Timestamp (UTC)SourceEvent
2026-04-18 12:24:20 MFT Creation of C:\Users\<user>\AppData\Local\Temp\RS-{GUID}.TMP:${GUID}.SyncRootIdentity
2026-04-18 12:24:20 MFT Creation of C:\Users\<user>\AppData\Local\Temp\RS-{GUID}.TMP\TIERIN~1.EXE
2026-04-18 12:24:20 MFT Creation of C:\Users\<user>\AppData\Local\Temp\RS-{GUID}.TMP\TieringEngineService.exe
2026-04-18 12:24:20 Defender Event ID 1116 Detection of Virus:DOS/EICAR_Test_File on C:\Users\<user>\AppData\Local\Temp\RS-{GUID}\TieringEngineService.exe
2026-04-18 12:25:11 Prefetch Execution of VSSVC.EXE and related service-host activity
2026-04-18 12:25:13 Defender Event ID 1119 Remediation failure because the file TieringEngineService.exe is in use by another process
2026-04-18 12:25:13 Service Control Manager — 7009 Timeout while waiting for TieringEngineService
2026-04-18 12:25:13 Service Control Manager — 7000 Service start failure for TieringEngineService
2026-04-18 12:25:13 DistributedCOM — 10005 COM-related failure involving CLSID {50D185B9-FFF3-4656-92C7-E4018DA4361D}
2026-04-18 12:25:13 Prefetch Execution of C:\Windows\System32\TieringEngineService.exe
2026-04-18 12:25:13 Prefetch Execution of C:\Windows\System32\c[m]d.exe
2026-04-18 12:25:16 Prefetch Execution of C:\Windows\System32\whoami.exe
2026-04-18 12:27:34 Defender Event ID 1116 On this host, Defender additionally detected Exploit:Win32/DfndrPERedSun.BB on C:\Windows\System32\TieringEngineService.exe
2026-04-18 12:27:57 Defender Event ID 1117 Successful quarantine/remediation action against Exploit:Win32/DfndrPERedSun.BB

This timeline supports a coherent exploitation narrative:

  1. A temporary GUID-named staging directory is created and populated with a decoy executable.
  2. Cloud Files-related registration artifact appears via .SyncRootIdentity.
  3. Defender detects the EICAR-based decoy.
  4. Remediation fails because the file is being actively held during the exploitation window.
  5. Service and COM-related errors appear around the privileged execution phase.
  6. Execution pivots into a System32 payload path.
  7. Follow-on c[m]d.exe and whoami.exe execution strongly suggest successful SYSTEM-level post-exploitation.
  8. On the investigated host, Defender later generated additional detections under Exploit:Win32/DfndrPERedSun.BB and eventually quarantined the System32 payload.

Hardening Recommendations

  • Treat suspicious EICAR detections as potentially hostile when they are associated with executable staging and remediation anomalies.
  • Monitor for Defender remediation failures on active files.
  • Collect and retain Windows Defender related event logs, MPLogs and MPDetection logs.
  • Monitor and alert for TieringEngineService outside of expected behavior, especially when correlated with recent Defender remediation anomalies and file creation in %TEMP% directory.
  • If Sysmon is available, add process creation, file create, and file delete coverage.

Conclusion

This article intentionally avoids over-reliance on the original public proof-of-concept binary name and instead focuses on forensic evidence more likely to persist in real intrusions where the exploit code is embedded or modified.

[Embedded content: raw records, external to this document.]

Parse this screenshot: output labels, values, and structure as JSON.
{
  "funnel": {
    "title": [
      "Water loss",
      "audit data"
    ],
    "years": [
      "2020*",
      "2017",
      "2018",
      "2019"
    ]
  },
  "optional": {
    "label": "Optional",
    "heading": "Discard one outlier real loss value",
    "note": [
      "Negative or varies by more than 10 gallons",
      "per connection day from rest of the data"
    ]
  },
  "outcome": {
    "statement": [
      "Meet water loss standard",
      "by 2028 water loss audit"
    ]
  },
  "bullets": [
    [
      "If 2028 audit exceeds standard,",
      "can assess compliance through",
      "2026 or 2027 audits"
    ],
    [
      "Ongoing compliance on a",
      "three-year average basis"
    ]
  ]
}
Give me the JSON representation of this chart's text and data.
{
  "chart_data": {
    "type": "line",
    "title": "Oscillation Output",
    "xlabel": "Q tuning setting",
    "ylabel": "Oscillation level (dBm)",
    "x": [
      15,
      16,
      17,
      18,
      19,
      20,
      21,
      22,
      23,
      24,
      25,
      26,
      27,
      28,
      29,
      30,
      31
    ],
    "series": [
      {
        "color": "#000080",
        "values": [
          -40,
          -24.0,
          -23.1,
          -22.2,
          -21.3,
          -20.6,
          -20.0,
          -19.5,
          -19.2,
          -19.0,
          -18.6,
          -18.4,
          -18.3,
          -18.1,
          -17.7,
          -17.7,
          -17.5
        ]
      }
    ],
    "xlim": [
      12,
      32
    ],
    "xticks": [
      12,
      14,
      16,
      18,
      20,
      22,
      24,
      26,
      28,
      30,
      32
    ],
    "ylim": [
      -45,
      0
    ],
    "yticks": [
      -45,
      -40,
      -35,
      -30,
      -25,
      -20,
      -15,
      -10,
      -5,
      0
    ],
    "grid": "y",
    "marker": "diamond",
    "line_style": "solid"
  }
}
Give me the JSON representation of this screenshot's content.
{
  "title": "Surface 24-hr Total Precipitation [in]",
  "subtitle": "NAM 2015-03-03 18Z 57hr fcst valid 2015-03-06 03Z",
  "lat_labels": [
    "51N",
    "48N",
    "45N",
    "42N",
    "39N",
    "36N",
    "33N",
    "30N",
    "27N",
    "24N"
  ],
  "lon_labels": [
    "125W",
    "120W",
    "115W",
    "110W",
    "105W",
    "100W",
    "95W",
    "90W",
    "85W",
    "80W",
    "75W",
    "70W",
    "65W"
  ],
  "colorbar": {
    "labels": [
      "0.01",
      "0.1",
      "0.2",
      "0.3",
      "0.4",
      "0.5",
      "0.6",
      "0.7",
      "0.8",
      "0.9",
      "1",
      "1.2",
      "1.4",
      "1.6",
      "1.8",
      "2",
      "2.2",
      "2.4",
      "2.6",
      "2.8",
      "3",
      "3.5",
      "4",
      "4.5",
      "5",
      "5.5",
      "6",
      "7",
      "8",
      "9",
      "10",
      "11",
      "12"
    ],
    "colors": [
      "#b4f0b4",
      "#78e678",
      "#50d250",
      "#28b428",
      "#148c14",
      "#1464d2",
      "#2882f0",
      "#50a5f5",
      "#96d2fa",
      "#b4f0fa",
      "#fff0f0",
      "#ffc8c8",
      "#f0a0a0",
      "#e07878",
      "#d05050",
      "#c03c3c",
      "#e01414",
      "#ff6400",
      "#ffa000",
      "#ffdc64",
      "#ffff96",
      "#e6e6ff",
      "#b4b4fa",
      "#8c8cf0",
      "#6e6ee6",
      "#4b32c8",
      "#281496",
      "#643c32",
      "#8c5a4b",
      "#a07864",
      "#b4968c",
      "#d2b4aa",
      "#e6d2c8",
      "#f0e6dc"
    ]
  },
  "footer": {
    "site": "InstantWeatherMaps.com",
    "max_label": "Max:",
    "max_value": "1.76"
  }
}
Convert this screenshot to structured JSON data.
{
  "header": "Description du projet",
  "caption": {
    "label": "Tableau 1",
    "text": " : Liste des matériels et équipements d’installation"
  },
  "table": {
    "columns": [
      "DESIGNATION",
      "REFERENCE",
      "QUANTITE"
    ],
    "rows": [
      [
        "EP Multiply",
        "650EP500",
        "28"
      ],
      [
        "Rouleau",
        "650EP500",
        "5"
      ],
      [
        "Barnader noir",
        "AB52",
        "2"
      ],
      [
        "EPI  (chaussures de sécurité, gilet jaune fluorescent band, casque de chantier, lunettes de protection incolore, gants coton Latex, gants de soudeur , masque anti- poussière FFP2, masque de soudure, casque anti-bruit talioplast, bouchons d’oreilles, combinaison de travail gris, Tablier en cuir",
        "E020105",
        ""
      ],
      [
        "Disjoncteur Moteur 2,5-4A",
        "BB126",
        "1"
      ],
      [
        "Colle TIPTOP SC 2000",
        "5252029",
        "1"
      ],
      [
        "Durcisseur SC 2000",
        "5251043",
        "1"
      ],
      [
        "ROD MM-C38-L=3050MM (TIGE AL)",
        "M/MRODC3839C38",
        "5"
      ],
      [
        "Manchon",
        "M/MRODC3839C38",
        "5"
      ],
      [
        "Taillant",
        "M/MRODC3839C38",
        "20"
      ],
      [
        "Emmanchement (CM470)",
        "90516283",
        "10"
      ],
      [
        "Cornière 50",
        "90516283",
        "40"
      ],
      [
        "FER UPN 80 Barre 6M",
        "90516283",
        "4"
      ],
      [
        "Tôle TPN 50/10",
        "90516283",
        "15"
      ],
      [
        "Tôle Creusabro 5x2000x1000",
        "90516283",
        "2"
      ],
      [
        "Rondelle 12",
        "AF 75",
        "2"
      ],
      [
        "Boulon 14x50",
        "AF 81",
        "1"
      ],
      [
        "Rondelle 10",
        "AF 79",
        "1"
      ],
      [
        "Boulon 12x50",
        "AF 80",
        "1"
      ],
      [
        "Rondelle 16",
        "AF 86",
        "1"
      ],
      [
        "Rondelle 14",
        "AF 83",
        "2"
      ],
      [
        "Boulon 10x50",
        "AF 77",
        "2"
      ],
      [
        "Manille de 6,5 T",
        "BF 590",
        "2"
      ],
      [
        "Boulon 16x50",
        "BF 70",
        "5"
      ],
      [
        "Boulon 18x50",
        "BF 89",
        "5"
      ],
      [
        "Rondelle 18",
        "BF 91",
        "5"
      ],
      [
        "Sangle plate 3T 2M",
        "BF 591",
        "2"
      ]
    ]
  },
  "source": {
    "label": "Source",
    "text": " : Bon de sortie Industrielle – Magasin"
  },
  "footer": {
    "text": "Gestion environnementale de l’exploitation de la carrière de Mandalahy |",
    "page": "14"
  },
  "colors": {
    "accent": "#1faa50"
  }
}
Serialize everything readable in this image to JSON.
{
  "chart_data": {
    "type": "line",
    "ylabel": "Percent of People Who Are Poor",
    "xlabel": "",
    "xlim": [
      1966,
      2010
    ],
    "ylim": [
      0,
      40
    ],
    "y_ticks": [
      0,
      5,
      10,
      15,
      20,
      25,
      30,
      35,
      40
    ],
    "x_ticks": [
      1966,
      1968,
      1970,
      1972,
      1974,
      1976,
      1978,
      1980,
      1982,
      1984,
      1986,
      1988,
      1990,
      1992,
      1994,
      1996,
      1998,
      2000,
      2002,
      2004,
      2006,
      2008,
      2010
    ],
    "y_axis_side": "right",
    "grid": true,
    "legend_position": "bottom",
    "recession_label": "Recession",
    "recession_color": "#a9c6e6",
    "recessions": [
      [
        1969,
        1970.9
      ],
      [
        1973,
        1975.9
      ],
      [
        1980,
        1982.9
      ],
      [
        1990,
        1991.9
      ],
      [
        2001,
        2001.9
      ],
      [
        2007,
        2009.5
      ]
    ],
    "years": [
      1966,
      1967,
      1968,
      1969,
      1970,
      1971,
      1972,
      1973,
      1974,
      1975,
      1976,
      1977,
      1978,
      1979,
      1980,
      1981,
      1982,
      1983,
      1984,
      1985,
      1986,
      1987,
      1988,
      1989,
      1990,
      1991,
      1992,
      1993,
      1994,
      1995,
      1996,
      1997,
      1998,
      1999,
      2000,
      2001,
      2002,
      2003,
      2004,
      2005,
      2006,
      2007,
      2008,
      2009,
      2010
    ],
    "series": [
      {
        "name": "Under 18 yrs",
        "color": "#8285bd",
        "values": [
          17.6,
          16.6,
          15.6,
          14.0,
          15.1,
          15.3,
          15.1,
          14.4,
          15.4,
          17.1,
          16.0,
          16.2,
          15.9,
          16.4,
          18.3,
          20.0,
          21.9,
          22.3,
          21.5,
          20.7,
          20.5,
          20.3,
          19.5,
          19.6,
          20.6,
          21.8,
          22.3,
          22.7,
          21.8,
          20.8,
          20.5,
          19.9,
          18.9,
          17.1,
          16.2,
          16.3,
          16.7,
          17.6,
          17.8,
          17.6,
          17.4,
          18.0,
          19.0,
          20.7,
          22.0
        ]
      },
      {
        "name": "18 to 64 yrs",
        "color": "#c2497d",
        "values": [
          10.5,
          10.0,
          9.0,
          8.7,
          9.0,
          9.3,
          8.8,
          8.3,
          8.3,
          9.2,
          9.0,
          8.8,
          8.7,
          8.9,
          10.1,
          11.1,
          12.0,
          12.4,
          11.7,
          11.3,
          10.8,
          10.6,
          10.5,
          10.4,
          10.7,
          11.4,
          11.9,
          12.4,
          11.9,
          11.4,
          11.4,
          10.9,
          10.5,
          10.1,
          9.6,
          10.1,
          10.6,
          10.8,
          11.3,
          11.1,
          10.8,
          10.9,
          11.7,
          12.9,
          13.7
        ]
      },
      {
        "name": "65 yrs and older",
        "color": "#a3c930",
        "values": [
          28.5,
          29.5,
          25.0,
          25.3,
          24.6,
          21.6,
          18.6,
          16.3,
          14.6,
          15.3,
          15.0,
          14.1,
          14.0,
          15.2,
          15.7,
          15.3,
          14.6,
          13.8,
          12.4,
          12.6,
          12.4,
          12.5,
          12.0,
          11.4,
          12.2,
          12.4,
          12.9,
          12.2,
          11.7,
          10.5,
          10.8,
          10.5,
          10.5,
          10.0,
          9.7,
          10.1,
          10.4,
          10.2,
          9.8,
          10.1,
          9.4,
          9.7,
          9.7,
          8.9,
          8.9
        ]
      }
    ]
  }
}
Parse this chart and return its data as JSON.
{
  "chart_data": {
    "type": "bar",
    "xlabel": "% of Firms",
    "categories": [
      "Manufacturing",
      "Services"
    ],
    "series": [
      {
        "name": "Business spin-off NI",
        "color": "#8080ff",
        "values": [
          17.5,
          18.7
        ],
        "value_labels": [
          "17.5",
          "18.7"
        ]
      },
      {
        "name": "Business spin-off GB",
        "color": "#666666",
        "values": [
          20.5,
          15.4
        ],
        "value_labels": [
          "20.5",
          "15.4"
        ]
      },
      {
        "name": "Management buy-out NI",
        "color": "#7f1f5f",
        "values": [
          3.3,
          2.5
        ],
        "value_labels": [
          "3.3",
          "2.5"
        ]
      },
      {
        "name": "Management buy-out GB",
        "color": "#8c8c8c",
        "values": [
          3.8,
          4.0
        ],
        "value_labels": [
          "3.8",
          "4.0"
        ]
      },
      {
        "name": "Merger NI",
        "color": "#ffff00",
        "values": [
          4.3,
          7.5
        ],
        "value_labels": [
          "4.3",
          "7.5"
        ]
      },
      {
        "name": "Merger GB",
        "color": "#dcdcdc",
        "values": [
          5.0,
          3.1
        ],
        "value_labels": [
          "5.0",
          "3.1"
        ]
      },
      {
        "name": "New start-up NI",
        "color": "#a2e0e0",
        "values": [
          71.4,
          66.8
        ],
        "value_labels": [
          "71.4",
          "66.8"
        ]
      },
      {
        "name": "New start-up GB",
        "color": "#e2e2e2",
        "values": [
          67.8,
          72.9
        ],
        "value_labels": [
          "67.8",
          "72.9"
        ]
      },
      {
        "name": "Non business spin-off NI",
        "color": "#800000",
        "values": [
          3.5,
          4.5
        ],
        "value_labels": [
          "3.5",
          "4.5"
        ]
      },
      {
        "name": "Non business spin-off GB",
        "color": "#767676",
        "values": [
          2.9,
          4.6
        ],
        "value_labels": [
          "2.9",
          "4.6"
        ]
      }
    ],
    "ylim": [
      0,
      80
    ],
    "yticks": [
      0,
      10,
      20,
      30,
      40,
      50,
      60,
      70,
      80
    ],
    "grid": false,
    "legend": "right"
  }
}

The strongest practical detection opportunities are:

  • Defender 1116 on Virus:DOS/EICAR_Test_File
  • Defender 1119 remediation failure with file-lock symptoms
  • Suspicious temporary staging and rename behavior
  • Cloud Files sync-root artifact such as .SyncRootIdentity
  • Placement or execution from C:\Windows\System32
  • DCOM correlation around the Storage Tiers activation path
  • On some systems, later Defender detection under Exploit:Win32/DfndrPERedSun.BB
  • Defender MPLogs showing failed remediation and privileged-path references

Taken together, these artifacts allow defenders to move from a generic Defender detection to a much stronger conclusion.